Dampier William, Evans Perry, Ungar Lyle, Tozeren Aydin
Center for Integrated Bioinformatics, Drexel University, Bossone Research Center 711, 3120 Market Street, Philadelphia, PA 19104, USA.
BMC Med Genomics. 2009 Jul 23;2:47. doi: 10.1186/1755-8794-2-47.
The HIV viral genome mutates at a high rate and poses a significant long term health risk even in the presence of combination antiretroviral therapy. Current methods for predicting a patient's response to therapy rely on site-directed mutagenesis experiments and in vitro resistance assays. In this bioinformatics study we treat response to antiretroviral therapy as a two-body problem: response to therapy is considered to be a function of both the host and pathogen proteomes. We set out to identify potential responders based on the presence or absence of host protein and DNA motifs on the HIV proteome.

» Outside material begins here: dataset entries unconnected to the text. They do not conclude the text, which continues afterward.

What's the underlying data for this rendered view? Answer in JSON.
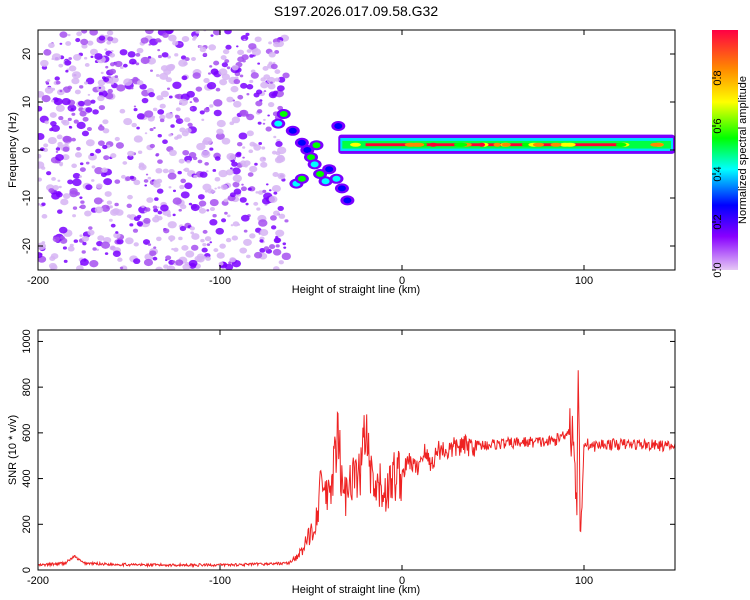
{
  "title": "S197.2026.017.09.58.G32",
  "chart_data": [
    {
      "type": "heatmap",
      "name": "spectrogram",
      "xlabel": "Height of straight line (km)",
      "ylabel": "Frequency (Hz)",
      "xlim": [
        -200,
        150
      ],
      "ylim": [
        -25,
        25
      ],
      "xticks": [
        -200,
        -100,
        0,
        100
      ],
      "yticks": [
        -20,
        -10,
        0,
        10,
        20
      ],
      "colorbar": {
        "label": "Normalized spectral amplitude",
        "range": [
          0,
          1
        ],
        "ticks": [
          "0.0",
          "0.2",
          "0.4",
          "0.6",
          "0.8"
        ],
        "colors": [
          "#e6c8f5",
          "#8800ff",
          "#0000ff",
          "#00ffff",
          "#00ff00",
          "#ffff00",
          "#ff8800",
          "#ff0033"
        ]
      },
      "regions": [
        {
          "x": [
            -200,
            -63
          ],
          "y": [
            -25,
            25
          ],
          "level": 0.1,
          "desc": "diffuse noise"
        },
        {
          "x": [
            -70,
            -20
          ],
          "y": [
            -12,
            8
          ],
          "level": 0.5,
          "desc": "frequency drift"
        },
        {
          "x": [
            -35,
            150
          ],
          "y": [
            -0.5,
            2.5
          ],
          "level": 0.9,
          "desc": "carrier tone near 1 Hz"
        }
      ]
    },
    {
      "type": "line",
      "name": "snr",
      "xlabel": "Height of straight line (km)",
      "ylabel": "SNR (10 * v/v)",
      "xlim": [
        -200,
        150
      ],
      "ylim": [
        0,
        1050
      ],
      "xticks": [
        -200,
        -100,
        0,
        100
      ],
      "yticks": [
        0,
        200,
        400,
        600,
        800,
        1000
      ],
      "color": "#ee2222",
      "series": [
        {
          "name": "SNR",
          "x": [
            -200,
            -185,
            -180,
            -175,
            -160,
            -140,
            -120,
            -100,
            -80,
            -62,
            -55,
            -48,
            -44,
            -40,
            -38,
            -35,
            -32,
            -28,
            -24,
            -20,
            -16,
            -12,
            -8,
            -4,
            0,
            4,
            8,
            12,
            16,
            20,
            25,
            30,
            40,
            50,
            60,
            70,
            80,
            85,
            90,
            93,
            95,
            96,
            97,
            98,
            100,
            105,
            110,
            120,
            130,
            140,
            150
          ],
          "values": [
            20,
            30,
            60,
            30,
            25,
            22,
            22,
            22,
            25,
            30,
            80,
            200,
            380,
            300,
            420,
            560,
            300,
            430,
            380,
            600,
            330,
            360,
            340,
            420,
            420,
            480,
            440,
            520,
            460,
            530,
            520,
            540,
            545,
            550,
            555,
            560,
            560,
            570,
            600,
            620,
            520,
            200,
            880,
            100,
            560,
            540,
            550,
            550,
            550,
            545,
            540
          ]
        }
      ]
    }
  ]
}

An alignment of thousands of HIV-1 sequences attested to extensive variation in nucleotide sequence but also showed conservation of eukaryotic short linear motifs on the protein coding regions. The reduction in viral load of patients in the Stanford HIV Drug Resistance Database exhibited a bimodal distribution after 24 weeks of antiretroviral therapy, with 2,000 copies/ml cutoff. Similarly, patients allocated into responder/non-responder categories based on consistent viral load reduction during a 24 week period showed clear separation. In both cases of phenotype identification, a set of features composed of short linear motifs in the reverse transcriptase region of HIV sequence accurately predicted a patient's response to therapy. Motifs that overlap resistance sites were highly predictive of responder identification in single drug regimens but these features lost importance in defining responders in multi-drug therapies.

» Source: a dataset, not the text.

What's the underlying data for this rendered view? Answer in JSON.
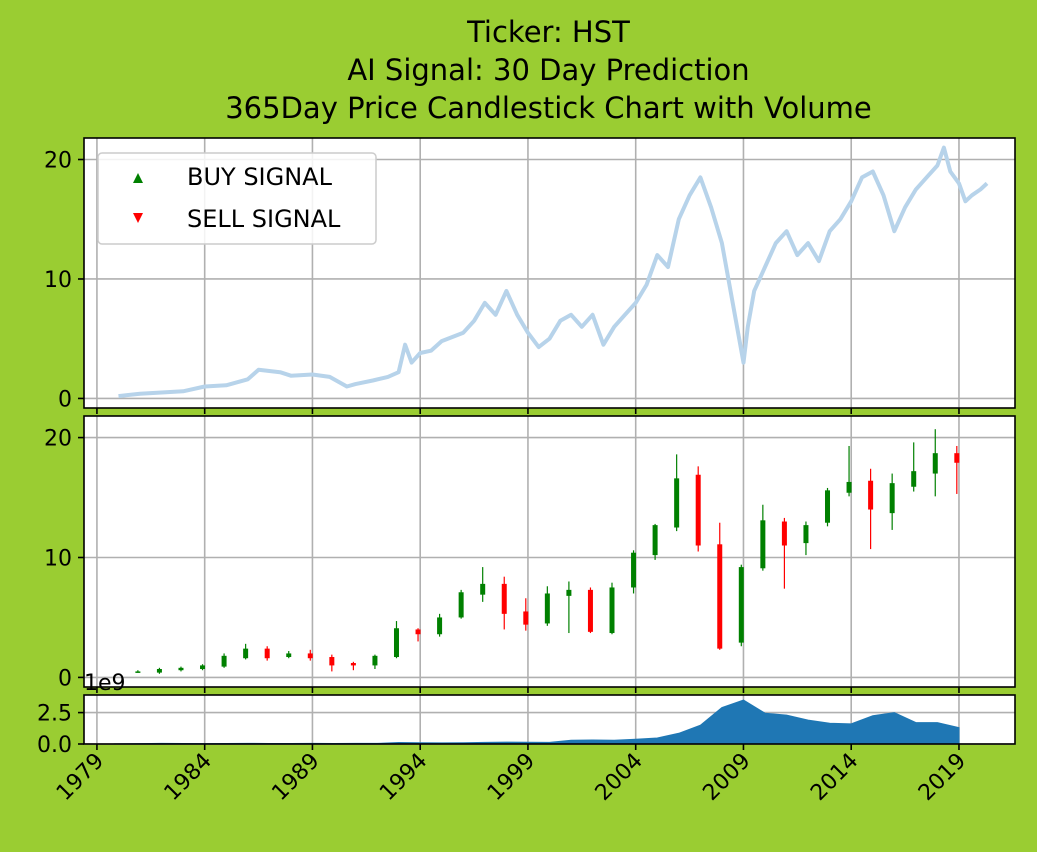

HIV sequence mutates in a way that preferentially preserves peptide sequence motifs that are also found in the human proteome. The presence and absence of such motifs at specific regions of the HIV sequence is highly predictive of response to therapy. Some of these predictive motifs overlap with known HIV-1 resistance sites. These motifs are well established in bioinformatics databases and hence do not require identification via in vitro mutation experiments.
即使在联合抗逆转录病毒疗法存在的情况下,HIV病毒基因组也会以高频率发生突变,并构成重大的长期健康风险。目前预测患者对治疗反应的方法依赖于定点诱变实验和体外耐药性检测。在这项生物信息学研究中,我们将对抗逆转录病毒疗法的反应视为一个双体问题:对治疗的反应被认为是宿主和病原体蛋白质组的函数。我们着手根据HIV蛋白质组上宿主蛋白质和DNA基序的存在与否来识别潜在的反应者。
数千个HIV-1序列的比对证明了核苷酸序列的广泛变异,但也显示出蛋白质编码区域真核短线性基序的保守性。斯坦福HIV耐药数据库中患者的病毒载量在抗逆转录病毒治疗24周后呈现双峰分布,截断值为2000拷贝/毫升。同样,根据24周期间病毒载量持续降低而分为反应者/非反应者类别的患者表现出明显的区分。在这两种表型识别情况下,由HIV序列逆转录酶区域的短线性基序组成的一组特征准确地预测了患者对治疗的反应。与耐药位点重叠的基序在单一药物治疗方案中对反应者识别具有高度预测性,但这些特征在多药治疗中定义反应者时失去了重要性。
HIV序列的突变方式优先保留了在人类蛋白质组中也能找到的肽序列基序。HIV序列特定区域此类基序的存在与否对治疗反应具有高度预测性。其中一些预测性基序与已知的HIV-1耐药位点重叠。这些基序在生物信息学数据库中已得到充分确立,因此无需通过体外突变实验进行识别。